Cotija cheese is a salty, slightly acidic, cow’s milk cheese with a strong personality. Named after the city of Cotija in the state of Michoacán, it has been produced in the region for over 400 years. Traditionally, after the dairy cows grazed in the mountain pastures throughout Jalisco and Michoacán during the rainy season, the cheesemakers would bring down their cheese to be aged in Cotija for at least two months.
Cotija is a hard, dry, aged, and mature pressed cheese with a grainy texture that crumbles easily. It has a high salt content, so it isn’t really a cheese you want to take a big bite out of or have on a cheese platter. But it is perfect for adding a tangy and salty finish to a dish, be it savory or sweet. Grate some Cotija over tacos, enchiladas, corn, salads, and more to add lots of savory flavor.
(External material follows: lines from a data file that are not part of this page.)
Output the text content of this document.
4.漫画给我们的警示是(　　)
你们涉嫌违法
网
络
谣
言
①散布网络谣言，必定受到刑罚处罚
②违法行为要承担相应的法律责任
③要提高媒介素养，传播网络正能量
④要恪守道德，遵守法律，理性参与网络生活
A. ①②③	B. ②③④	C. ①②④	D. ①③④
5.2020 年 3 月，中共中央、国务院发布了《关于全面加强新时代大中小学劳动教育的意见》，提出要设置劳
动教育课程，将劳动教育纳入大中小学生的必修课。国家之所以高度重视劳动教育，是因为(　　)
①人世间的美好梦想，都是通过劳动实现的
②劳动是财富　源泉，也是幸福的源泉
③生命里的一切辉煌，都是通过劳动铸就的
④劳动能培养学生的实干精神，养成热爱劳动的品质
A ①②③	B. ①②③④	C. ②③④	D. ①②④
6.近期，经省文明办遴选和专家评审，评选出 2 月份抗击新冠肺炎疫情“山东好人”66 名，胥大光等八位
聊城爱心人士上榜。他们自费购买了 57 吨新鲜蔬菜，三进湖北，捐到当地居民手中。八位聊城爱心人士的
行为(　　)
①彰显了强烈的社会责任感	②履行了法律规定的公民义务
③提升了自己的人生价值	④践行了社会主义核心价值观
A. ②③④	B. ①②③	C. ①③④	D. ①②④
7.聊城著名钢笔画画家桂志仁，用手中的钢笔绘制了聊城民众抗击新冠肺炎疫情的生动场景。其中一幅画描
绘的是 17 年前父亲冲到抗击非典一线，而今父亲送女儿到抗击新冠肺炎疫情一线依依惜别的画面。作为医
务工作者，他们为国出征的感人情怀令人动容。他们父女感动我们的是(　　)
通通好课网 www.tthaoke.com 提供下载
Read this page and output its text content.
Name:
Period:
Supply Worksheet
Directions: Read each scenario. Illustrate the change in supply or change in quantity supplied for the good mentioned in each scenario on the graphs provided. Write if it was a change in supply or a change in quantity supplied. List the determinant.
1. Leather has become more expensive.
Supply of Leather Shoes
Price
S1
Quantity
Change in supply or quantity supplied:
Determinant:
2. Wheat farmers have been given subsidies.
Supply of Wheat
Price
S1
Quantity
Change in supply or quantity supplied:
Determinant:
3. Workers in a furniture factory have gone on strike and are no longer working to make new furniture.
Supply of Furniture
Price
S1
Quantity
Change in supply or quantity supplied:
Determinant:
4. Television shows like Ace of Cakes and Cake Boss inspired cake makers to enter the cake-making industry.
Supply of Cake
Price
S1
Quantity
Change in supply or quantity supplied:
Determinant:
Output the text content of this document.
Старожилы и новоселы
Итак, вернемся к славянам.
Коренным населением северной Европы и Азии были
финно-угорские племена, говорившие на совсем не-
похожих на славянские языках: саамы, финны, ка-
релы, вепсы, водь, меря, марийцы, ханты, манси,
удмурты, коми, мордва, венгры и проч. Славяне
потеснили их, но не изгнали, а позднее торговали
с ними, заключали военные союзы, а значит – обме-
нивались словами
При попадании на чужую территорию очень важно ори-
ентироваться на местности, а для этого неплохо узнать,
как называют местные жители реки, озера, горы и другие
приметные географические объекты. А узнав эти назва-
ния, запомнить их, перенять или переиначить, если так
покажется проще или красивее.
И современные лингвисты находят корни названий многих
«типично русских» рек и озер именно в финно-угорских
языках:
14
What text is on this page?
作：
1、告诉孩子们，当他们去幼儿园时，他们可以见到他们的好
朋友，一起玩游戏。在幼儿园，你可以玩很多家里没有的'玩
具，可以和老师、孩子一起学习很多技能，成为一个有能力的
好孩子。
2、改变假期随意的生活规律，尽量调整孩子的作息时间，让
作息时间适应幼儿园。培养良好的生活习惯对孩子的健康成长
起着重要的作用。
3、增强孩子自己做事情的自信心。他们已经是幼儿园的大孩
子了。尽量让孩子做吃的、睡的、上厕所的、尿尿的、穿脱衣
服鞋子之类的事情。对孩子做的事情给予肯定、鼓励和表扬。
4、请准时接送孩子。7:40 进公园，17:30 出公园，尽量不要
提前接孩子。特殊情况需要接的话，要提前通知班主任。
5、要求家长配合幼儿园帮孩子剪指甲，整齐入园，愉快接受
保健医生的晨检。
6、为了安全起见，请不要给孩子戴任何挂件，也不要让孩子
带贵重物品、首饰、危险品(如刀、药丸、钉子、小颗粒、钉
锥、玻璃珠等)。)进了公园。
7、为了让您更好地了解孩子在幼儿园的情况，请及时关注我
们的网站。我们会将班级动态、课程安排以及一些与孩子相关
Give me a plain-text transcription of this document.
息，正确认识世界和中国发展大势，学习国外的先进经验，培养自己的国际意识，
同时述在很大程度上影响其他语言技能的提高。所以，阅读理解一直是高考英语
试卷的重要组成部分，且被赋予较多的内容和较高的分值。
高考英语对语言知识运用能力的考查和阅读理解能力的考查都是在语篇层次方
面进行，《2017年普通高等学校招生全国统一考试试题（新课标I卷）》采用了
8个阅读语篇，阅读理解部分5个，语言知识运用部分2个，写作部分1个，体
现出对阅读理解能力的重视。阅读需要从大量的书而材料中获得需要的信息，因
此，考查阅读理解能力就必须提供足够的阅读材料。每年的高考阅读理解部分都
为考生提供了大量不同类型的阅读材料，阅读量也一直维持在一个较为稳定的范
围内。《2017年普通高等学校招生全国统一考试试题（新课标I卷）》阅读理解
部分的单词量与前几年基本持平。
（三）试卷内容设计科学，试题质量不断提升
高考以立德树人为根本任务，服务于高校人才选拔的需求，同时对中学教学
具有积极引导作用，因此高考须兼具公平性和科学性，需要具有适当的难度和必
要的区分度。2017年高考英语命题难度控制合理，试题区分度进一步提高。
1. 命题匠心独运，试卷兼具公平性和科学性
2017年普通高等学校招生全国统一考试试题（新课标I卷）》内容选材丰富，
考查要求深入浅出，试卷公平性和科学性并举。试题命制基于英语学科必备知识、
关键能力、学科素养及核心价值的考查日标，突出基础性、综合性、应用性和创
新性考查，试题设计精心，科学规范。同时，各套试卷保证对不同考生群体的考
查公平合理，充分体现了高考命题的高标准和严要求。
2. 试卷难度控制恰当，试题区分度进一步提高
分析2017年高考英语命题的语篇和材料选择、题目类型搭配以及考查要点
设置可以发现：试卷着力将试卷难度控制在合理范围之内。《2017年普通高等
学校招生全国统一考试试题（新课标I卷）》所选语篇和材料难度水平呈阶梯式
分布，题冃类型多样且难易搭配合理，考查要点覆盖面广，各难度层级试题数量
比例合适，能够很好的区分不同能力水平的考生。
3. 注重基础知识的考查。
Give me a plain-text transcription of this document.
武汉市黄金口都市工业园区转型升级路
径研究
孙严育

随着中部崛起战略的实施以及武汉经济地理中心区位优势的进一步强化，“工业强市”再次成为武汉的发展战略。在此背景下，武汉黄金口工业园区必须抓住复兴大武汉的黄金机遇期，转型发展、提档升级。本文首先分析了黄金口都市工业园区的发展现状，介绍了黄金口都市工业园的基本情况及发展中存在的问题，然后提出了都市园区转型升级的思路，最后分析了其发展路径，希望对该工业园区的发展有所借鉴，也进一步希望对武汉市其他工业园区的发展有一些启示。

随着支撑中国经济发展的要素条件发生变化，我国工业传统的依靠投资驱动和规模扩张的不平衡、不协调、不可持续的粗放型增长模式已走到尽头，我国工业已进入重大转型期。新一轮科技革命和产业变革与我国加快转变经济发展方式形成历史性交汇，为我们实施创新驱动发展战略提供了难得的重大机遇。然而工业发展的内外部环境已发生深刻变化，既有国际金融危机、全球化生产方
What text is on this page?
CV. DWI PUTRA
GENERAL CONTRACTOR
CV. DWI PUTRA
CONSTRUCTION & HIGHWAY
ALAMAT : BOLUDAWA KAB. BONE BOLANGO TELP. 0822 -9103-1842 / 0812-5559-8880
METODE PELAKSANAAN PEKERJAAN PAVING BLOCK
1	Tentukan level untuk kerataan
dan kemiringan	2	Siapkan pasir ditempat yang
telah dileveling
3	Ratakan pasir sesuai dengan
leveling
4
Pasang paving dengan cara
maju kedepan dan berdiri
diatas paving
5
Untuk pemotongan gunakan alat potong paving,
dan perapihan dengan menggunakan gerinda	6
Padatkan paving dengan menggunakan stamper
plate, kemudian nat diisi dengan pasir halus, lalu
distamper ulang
Even though the real Cotija cheese has a collective brand recognition, Cotija producers haven’t been able to have it get the desired and prestigious denomination of origin. Although it is very prided locally, it is also known all over Mexico and increasingly abroad. Its availability in the US is pretty recent, maybe not even a decade.
You can usually find Cotija as a square or round block, cut into pieces, or already grated or crumbled at your local market, like in the photo above. You can think of Cotija as a Mexican version of parmesan.